ICE is running a $1.2 billion project turning the Fort Bliss military base into a sprawling detention center, where detainees endure overflowing toilets, lack of medical care and little to no time outside, according to a new complaint (REUTERS)
In more than a dozen testimonials, detainees describe losing consciousness after being repeatedly kicked in the ribs, overflowing toilets, “rotten juice” and food that makes them vomit to think about, and spending weeks indoors.
“I have not seen the sun in more than three months,” a 44-year-old Cuban man wrote.
“Lately, I’ve been scared to ask for anything because I’ll just get beaten. I feel ostracized, like I am an animal,” said Eduardo.
A 52-year-old construction worker from Mexico who has lived in the United States for 24 years said he endured “serious delays” getting his diabetes medicine and went more than two weeks without it.
Detainees routinely go on hunger strike, feeling that the only way to have their needs met is if they are on the verge of severe illness or death, another detainee wrote.
A 19-year-old Venezuelan detainee said he chipped his tooth when guards tossed him to the ground, while an officer “grabbed my testicles and firmly crushed them,” he wrote.
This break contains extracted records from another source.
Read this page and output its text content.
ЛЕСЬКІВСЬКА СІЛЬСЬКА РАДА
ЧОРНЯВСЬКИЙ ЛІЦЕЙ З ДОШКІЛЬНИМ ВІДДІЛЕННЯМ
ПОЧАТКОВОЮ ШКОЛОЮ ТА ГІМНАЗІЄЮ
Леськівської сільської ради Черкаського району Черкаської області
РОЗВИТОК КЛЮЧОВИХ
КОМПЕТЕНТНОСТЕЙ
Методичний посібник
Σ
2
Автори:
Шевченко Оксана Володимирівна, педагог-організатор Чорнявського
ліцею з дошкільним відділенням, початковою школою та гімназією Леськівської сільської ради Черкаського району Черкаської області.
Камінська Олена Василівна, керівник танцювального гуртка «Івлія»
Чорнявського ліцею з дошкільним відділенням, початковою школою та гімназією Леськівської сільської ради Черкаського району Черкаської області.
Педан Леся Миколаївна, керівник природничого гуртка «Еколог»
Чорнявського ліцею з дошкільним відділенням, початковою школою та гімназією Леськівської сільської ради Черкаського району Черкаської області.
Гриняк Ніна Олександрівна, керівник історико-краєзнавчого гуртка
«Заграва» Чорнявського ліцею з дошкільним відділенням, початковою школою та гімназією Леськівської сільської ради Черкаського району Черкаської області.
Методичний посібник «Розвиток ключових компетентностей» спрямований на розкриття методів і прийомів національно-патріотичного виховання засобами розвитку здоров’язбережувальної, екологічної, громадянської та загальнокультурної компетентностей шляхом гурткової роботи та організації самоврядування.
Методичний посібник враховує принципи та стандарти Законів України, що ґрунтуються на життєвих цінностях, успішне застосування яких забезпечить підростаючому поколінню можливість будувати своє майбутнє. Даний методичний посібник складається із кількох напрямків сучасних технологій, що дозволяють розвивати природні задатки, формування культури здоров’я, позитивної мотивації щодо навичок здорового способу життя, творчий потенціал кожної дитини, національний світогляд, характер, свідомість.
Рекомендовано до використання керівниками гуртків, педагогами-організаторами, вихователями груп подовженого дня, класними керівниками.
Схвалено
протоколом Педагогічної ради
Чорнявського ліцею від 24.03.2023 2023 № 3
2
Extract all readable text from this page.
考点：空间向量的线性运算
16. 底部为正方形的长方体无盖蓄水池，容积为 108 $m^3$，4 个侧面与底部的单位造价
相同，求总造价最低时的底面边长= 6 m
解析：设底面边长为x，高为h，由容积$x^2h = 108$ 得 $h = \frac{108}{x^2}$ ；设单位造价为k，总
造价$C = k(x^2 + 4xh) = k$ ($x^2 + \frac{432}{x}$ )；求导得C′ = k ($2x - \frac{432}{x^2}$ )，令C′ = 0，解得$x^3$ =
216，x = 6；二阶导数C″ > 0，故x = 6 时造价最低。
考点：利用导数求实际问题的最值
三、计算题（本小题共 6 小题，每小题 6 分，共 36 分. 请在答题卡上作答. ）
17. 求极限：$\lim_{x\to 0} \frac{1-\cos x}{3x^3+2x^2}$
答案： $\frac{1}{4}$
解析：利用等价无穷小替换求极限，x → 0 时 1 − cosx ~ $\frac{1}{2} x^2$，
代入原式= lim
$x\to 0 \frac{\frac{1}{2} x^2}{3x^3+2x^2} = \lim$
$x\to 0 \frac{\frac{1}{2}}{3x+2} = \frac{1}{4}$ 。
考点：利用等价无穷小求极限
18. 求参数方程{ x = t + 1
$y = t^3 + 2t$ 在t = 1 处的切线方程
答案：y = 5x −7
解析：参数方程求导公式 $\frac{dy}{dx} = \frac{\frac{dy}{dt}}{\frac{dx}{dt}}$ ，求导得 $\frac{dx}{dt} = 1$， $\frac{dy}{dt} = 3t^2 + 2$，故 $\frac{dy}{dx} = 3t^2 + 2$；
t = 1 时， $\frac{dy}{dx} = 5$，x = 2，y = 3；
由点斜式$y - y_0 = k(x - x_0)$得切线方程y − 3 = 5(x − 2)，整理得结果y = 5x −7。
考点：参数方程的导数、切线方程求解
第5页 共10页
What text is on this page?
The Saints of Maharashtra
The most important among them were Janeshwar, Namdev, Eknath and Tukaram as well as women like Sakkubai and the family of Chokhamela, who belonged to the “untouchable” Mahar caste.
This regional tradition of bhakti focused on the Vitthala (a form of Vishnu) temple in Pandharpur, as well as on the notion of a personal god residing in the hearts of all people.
Another guard forced his fingers deep into his ears and another pulled fingers back, he said.
After his release from a hospital, he was placed in solitary confinement, or “the hole,” which guards call a “center for discipline,” where he was held for eight days without speaking to anyone, he said.
“I feel like I don’t know who to trust or what to do,” Abel wrote.
The Independent has requested comment from Homeland Security.

Federal judges across the country are scrutinizing conditions at ICE facilities after civil rights groups and detainees file lawsuits alleging similar poor conditions as Trump ramps up his mass deportation campaign (AFP via Getty Images)
The allegations echo lawsuits and sworn statements fromimmigrants in detention centers across the country, including litigation against ICE makeshift facilities in Chicago and New York, where federal judges have ordered the administration to swiftly address decaying conditions that have left immigrants without adequate food and water in cramped cells near open toilets under lights that stay on at all hours, and with little to no time spent outside.
Human rights groups are calling on the administration to close the Fort Bliss camp.
In July, ICE instructed agency personnel to deport immigrants to a so-called third country with as little as six hours’ notice.
That guidance followed a Supreme Court’s order that overruled a lower-court judge’s decision that immigrants must be given “meaningful opportunity” to contest their removal to a third country where immigrants have no claim of citizenship or connections.
That temporary decision has opened the door for Homeland Security to swiftly remove immigrants to war-torn African nations and other countries with poor human rights records and no due process.
In their letter to ICE, human rights groups demanded an immediate end to the “coercive and abusive attempts” at third-country removals from Fort Bliss to Mexico, as well as “a thorough investigation” into the allegations in the complaint.
“I am scared of retaliation for speaking about my experience here,” wrote Abel, “but I believe the whole world should know what is happening.”